2.1. Software. I used the popular mallet package to perform Latent Dirichlet Allocation on Adeline Mowbray and 55 other realist novels from the period 1776-1822 (Mccallum, 2002). Blei and Jockers describe the method comprehensively (Blei, 2012, Jockers, 2014).
2.2. Corpus construction. A comprehensive selection of similar contemporary novels was taken from high-quality online archives.
2.3. Data preparation. Scholars disagree about how texts should be prepared for modelling: should they be chunked by paragraph (Algee-Hewitt et al., 2015), or by x-length chunk (Jockers, 2013, Jockers and Mimno, 2013, Jockers, 2014)? X-length chunks make it easier to include dialogue in the analysis, so these were preferred. The length was set at 125 words, any longer made close reading of the chunks harder; any shorter made the “topics” incoherent.
2.4. Parameters. I used hyperparameter optimization and Jockers’ stopword list; excluded characters’ names from the analysis; and set the number of topics at 150, avoiding the problems of incoherent and “chimera” topics identified by Schmidt (2012).

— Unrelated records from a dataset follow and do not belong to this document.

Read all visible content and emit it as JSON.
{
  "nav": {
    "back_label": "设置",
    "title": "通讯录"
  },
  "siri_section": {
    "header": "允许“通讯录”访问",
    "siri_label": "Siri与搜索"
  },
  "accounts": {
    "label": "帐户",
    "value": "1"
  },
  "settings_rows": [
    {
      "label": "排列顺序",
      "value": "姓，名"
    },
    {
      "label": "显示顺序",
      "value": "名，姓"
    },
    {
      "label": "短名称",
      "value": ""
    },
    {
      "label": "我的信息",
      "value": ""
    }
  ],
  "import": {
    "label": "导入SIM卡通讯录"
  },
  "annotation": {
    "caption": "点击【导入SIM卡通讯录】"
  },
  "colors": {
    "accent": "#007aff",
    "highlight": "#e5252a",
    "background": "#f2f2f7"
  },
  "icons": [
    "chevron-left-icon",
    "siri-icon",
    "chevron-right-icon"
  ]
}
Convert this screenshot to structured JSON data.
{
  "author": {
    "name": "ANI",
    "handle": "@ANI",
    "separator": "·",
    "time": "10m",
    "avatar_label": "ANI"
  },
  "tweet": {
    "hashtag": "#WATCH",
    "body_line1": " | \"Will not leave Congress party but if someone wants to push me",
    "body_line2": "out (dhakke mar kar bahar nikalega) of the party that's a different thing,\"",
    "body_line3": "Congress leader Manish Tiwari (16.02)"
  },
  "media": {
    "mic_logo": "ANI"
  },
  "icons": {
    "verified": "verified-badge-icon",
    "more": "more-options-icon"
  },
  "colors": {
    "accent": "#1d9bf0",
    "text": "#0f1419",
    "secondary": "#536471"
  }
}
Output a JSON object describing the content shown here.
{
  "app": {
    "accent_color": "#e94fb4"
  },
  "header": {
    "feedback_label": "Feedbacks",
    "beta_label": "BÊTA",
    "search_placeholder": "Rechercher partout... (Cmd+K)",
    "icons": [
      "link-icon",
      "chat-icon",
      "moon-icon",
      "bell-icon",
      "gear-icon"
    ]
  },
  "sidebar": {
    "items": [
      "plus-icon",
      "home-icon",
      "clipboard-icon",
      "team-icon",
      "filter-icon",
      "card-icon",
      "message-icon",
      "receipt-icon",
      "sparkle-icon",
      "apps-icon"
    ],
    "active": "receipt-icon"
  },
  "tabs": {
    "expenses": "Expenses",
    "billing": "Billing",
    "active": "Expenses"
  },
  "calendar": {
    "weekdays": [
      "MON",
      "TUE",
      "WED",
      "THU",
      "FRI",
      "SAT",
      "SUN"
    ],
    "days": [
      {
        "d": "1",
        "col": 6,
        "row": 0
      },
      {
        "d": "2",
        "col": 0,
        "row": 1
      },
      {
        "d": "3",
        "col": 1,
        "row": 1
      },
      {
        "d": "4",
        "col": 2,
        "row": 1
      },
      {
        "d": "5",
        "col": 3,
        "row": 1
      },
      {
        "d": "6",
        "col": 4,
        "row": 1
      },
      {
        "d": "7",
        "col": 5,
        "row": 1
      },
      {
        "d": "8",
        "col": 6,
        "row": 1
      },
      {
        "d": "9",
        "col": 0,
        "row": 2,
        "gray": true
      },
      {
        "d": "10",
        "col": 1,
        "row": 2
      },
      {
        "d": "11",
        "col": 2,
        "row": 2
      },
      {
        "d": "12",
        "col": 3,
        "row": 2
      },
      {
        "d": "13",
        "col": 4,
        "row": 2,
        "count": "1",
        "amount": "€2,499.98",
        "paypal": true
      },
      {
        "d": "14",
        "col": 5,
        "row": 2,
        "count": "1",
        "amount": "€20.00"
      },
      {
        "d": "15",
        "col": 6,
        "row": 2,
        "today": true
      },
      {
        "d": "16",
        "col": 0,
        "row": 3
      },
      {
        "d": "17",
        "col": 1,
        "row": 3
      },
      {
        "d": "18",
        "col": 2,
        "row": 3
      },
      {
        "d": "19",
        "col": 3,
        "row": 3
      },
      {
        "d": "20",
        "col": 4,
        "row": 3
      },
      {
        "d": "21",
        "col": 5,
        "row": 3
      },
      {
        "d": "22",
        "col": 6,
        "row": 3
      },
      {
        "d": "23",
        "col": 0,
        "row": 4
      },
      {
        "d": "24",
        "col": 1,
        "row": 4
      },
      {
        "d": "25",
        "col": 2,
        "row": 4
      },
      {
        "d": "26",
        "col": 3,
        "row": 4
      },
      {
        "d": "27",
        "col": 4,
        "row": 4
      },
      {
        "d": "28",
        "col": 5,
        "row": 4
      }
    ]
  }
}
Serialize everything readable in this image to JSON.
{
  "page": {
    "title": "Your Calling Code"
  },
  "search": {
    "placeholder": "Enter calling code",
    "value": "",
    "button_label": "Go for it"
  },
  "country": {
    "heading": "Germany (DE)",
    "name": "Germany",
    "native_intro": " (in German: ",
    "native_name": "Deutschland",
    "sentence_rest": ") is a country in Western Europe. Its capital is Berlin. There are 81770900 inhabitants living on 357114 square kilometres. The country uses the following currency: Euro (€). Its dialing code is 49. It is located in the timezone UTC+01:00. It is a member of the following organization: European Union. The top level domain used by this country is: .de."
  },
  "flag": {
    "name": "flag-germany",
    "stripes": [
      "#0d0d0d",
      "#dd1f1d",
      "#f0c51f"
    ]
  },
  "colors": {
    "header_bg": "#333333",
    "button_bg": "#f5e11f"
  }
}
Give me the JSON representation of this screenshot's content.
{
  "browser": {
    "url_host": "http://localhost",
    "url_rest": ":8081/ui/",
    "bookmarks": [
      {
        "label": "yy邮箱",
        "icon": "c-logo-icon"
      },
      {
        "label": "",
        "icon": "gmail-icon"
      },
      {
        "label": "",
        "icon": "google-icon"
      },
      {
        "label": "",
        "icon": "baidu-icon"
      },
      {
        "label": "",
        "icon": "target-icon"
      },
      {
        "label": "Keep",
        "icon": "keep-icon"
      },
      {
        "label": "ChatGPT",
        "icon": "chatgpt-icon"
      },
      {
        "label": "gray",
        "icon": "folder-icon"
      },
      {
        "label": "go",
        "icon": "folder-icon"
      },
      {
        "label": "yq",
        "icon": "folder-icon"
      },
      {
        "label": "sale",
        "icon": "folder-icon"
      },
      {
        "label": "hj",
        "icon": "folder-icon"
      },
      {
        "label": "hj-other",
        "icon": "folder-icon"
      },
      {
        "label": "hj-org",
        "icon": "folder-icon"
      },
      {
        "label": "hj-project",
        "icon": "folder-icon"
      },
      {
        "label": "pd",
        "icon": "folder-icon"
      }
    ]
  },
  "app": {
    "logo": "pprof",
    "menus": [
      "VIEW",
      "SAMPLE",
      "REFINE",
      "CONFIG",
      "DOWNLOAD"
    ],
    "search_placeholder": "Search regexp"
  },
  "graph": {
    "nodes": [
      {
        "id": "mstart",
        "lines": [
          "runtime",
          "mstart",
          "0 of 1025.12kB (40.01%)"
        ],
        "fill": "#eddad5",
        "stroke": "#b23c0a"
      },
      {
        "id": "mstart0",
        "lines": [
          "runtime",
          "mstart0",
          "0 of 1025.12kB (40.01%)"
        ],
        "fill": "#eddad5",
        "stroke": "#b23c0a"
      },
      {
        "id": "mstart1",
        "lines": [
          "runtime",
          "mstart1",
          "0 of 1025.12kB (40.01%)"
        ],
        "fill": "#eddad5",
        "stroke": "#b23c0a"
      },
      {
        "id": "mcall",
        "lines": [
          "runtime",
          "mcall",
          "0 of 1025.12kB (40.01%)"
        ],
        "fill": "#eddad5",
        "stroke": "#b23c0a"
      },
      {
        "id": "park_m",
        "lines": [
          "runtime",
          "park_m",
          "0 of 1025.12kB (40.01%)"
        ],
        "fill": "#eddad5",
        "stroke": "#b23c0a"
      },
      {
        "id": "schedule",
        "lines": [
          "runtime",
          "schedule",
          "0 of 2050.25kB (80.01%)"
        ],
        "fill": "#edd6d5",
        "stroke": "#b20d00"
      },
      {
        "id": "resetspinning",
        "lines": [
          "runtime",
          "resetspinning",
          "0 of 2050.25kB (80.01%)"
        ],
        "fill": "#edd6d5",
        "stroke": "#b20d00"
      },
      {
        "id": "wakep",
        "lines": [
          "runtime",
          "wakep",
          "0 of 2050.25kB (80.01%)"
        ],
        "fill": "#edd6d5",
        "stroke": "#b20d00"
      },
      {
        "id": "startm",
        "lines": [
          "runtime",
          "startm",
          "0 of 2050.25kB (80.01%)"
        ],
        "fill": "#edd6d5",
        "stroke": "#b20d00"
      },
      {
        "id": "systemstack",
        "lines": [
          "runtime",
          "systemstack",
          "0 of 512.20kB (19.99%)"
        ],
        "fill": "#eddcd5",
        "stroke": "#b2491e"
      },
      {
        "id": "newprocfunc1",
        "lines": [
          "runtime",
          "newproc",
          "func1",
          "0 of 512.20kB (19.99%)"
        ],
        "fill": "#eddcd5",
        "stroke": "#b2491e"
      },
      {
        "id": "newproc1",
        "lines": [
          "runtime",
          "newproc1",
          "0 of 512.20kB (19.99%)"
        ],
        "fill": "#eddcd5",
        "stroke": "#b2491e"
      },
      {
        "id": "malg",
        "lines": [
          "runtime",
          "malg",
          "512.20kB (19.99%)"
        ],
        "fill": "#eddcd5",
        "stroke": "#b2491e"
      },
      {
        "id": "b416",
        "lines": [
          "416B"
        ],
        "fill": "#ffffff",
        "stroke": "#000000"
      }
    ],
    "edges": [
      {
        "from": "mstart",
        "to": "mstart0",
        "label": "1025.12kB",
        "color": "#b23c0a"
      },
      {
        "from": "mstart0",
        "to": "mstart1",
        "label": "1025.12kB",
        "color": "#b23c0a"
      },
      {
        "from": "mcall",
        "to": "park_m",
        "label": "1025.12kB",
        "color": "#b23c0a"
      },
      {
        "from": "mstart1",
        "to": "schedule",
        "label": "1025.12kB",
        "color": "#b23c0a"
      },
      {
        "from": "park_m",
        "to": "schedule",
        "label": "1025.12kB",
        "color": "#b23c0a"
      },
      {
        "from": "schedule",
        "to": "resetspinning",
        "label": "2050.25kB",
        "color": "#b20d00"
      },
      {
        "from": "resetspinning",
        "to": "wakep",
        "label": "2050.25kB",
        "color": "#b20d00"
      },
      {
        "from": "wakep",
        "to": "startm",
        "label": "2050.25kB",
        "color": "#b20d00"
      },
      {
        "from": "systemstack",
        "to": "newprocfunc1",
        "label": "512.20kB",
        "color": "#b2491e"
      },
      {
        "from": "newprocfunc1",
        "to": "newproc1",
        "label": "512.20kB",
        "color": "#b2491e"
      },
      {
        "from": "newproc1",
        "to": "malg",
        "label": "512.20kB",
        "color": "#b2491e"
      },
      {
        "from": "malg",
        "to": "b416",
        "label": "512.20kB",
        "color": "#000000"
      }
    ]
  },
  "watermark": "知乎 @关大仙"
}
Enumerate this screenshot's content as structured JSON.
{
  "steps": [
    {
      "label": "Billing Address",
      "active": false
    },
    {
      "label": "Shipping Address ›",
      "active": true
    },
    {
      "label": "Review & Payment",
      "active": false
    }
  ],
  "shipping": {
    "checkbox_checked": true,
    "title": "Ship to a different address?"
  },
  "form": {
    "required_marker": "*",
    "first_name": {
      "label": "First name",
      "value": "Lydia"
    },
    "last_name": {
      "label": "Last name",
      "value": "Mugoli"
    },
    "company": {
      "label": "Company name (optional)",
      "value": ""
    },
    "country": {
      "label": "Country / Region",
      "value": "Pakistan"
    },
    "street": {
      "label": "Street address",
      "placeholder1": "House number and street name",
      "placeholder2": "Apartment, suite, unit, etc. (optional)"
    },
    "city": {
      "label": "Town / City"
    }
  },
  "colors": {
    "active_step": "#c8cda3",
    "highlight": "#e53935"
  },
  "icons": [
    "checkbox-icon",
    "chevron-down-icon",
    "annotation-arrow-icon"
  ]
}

Applying this technique to the novels in my corpus produced two main kinds of results. First, the model identifies key “topics” in the corpus:
Such topics uncover hidden patterns between words in the corpus: for instance, the prominence of the words “year” and “years” in the discussion of a family’s marital history in novels of this period.
Secondly, as Rhody (2012) has shown, topic modelling enables us to visualise the linguistic composition of a passage:
Such visualisation is an invaluable tool of discovery, directing the scholar’s eye to significant patterns in a text’s language. In this case, the prominence of topics 120 and 24 in the passage turned out to be crucial.
In this passage, Glenmurray uses these topics to persuade Adeline’s mother that he is a good suitor. He is a radical who has published philosophical tracts against marriage. If the novel presents him as the ideal suitor for Adeline’s hand, we may assume that the novel itself has radical sympathies. As close reading reveals, topics 120 and 24 are often used to describe past or potential suitors, in both this and other novels from the corpus. In Adeline Mowbray, the language of these topics is used to describe many characters negatively, and only one positively—Glenmurray. This is compelling new evidence that he is the ideal suitor, and that the novel therefore portrays him and his radicalism sympathetically.
This reading was both “close” and “distant.” The reading was “distant” because it involved statistical analysis of 65,000 125-word chunks. But these patterns observed from a distance were used to unravel the complexities of a closely-read text. Close reading reveals strengths and flaws of the distant reading tool: it turns out that LDA assigns words to topics differently each time it is run, and is scuppered by novelists who write idiomatically. Close and distant reading, it seems, are so closely bound together that they are part of a single process. Their messy, unpredictable connections suggest a new kind of readerly ideal for the Digital Humanities: anarchic reading.